At the Court of the Khan: Netflix’s Marco Polo

Let’s be honest with each other for a minute: our historical movies and television in 2018 are still overwhelmingly, almost-hilariously, Eurocentric. Indeed, at least half a dozen of the shows on my (long, long) list of things to watch focus on the English/British monarchy alone. When I learned of Netflix’s drama recounting the travels of Marco Polo through Central Asia and China, then, I couldn’t wait to try it out. Sure, it would still be somewhat Eurocentric, but at least some underserved regions and periods of history had the possibility of being fully realized onscreen. Towards that end, my hopes would prove to be realized in full.

This show may be named for the famous Italian explorer Marco Polo, but this is in fact highly misleading. Yes, Marco is the main character of the show, and yes, he serves as a white/European entry point into another culture, but the story does not explicitly focus on the events of his famous travel narrative of his experiences. Certain allusions to those events appear now and then, but the real focus of the show is the politics and wars of the Mongol Empire under Kublai Khan in the late thirteenth century. From the efforts to conquer southern China under the Song Dynasty to the numerous plots and plans within the royal family, Marco Polo brings the Game of Thrones treatment to the greatest land empire ever to exist. The cast, thankfully, is laudably diverse, filled almost exclusively with Asian actors (the only exceptions being the Polo family and, later, some crusaders that enter the fray in Central Asia). Benedict Wong in particular is magnificent in bringing the great khan to life, and the story even takes into account the wide range of peoples subject to the Mongols, with multiple Muslim characters from across Asia.

The manner of this story’s telling, however, will be the sticking point for many potential viewers. On some level, there must be a strangeness to the Mongol court when seen through the eyes of a visiting European in the Middle Ages, but the strangeness can at times too easily fall into tired tropes of sexual deviance or Eastern mysticism. Combined with the explicit gore and sex that comes with the Game of Thrones treatment (indeed, the show was originally developed for fellow premium network Starz), Marco Polo can be an extremely objectifying show. There is also the unique decision to make large segments of Marco Polo a kung fu/martial arts show, which could drift over the line of eastern caricature for some. For others, this results in awesome, over the top action sequences that enliven an otherwise slow story (and give the best, most accurate portrayal of functional chainmail in combat I have ever seen).
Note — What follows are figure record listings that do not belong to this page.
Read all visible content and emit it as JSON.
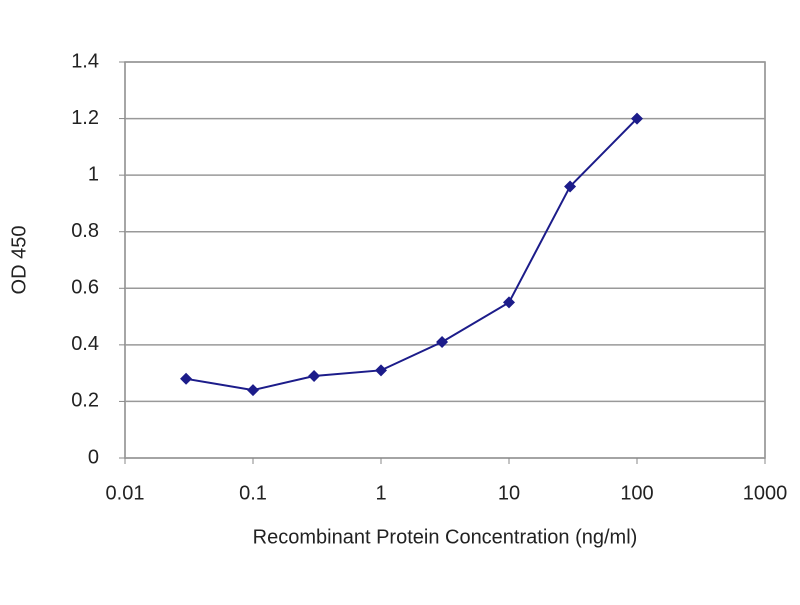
{
  "chart_data": {
    "type": "line",
    "x_label": "Recombinant Protein Concentration (ng/ml)",
    "y_label": "OD 450",
    "x": [
      0.03,
      0.1,
      0.3,
      1,
      3,
      10,
      30,
      100
    ],
    "series": [
      {
        "color": "#1c1c8a",
        "values": [
          0.28,
          0.24,
          0.29,
          0.31,
          0.41,
          0.55,
          0.96,
          1.2
        ]
      }
    ],
    "xscale": "log",
    "xlim": [
      0.01,
      1000
    ],
    "xticks": [
      0.01,
      0.1,
      1,
      10,
      100,
      1000
    ],
    "ylim": [
      0,
      1.4
    ],
    "yticks": [
      0,
      0.2,
      0.4,
      0.6,
      0.8,
      1,
      1.2,
      1.4
    ],
    "grid": true
  }
}
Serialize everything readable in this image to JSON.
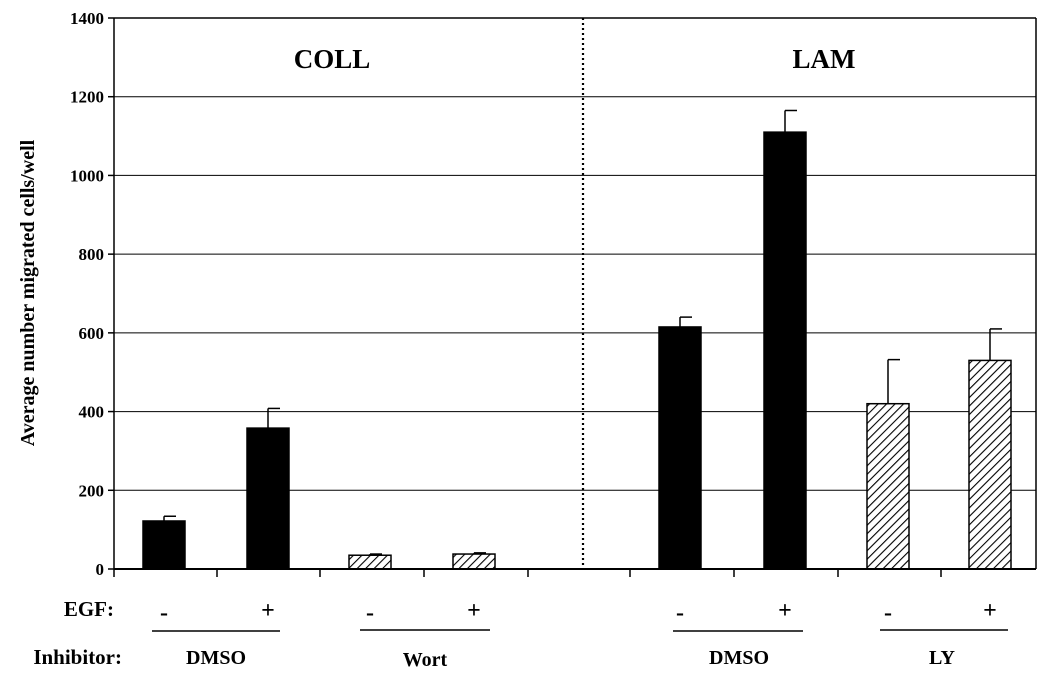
{
  "chart_data": {
    "type": "bar",
    "ylabel": "Average number migrated cells/well",
    "ylim": [
      0,
      1400
    ],
    "yticks": [
      0,
      200,
      400,
      600,
      800,
      1000,
      1200,
      1400
    ],
    "grid": true,
    "panels": [
      {
        "label": "COLL"
      },
      {
        "label": "LAM"
      }
    ],
    "row_labels": {
      "egf": "EGF:",
      "inhibitor": "Inhibitor:"
    },
    "groups": [
      {
        "label": "DMSO",
        "panel": 0
      },
      {
        "label": "Wort",
        "panel": 0
      },
      {
        "label": "DMSO",
        "panel": 1
      },
      {
        "label": "LY",
        "panel": 1
      }
    ],
    "bars": [
      {
        "group": 0,
        "egf": "-",
        "value": 122,
        "error": 12,
        "fill": "solid"
      },
      {
        "group": 0,
        "egf": "+",
        "value": 358,
        "error": 50,
        "fill": "solid"
      },
      {
        "group": 1,
        "egf": "-",
        "value": 35,
        "error": 3,
        "fill": "hatched"
      },
      {
        "group": 1,
        "egf": "+",
        "value": 38,
        "error": 3,
        "fill": "hatched"
      },
      {
        "group": 2,
        "egf": "-",
        "value": 615,
        "error": 25,
        "fill": "solid"
      },
      {
        "group": 2,
        "egf": "+",
        "value": 1110,
        "error": 55,
        "fill": "solid"
      },
      {
        "group": 3,
        "egf": "-",
        "value": 420,
        "error": 112,
        "fill": "hatched"
      },
      {
        "group": 3,
        "egf": "+",
        "value": 530,
        "error": 80,
        "fill": "hatched"
      }
    ],
    "colors": {
      "solid": "#000000",
      "hatched_line": "#000000",
      "background": "#ffffff"
    }
  }
}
When all is said and done, Marco Polo is a highly individual choice. While it is gratifying to finally see the Mongol Empire on screen, its many disparate storytelling choices may leave some viewers enthralled and others appalled. My only recommendation can be to try it out and choose for yourself.

One thought on “At the Court of the Khan: Netflix’s Marco Polo

  1. What most impressed me about this show was the casting. Obviously, having the majority of the cast be Asian actors playing Asian characters is laudable (as depressing as that statement is); but I was also happy to see that an Italian actor was cast to play Marco Polo rather than a b-list British actor with an affected accent.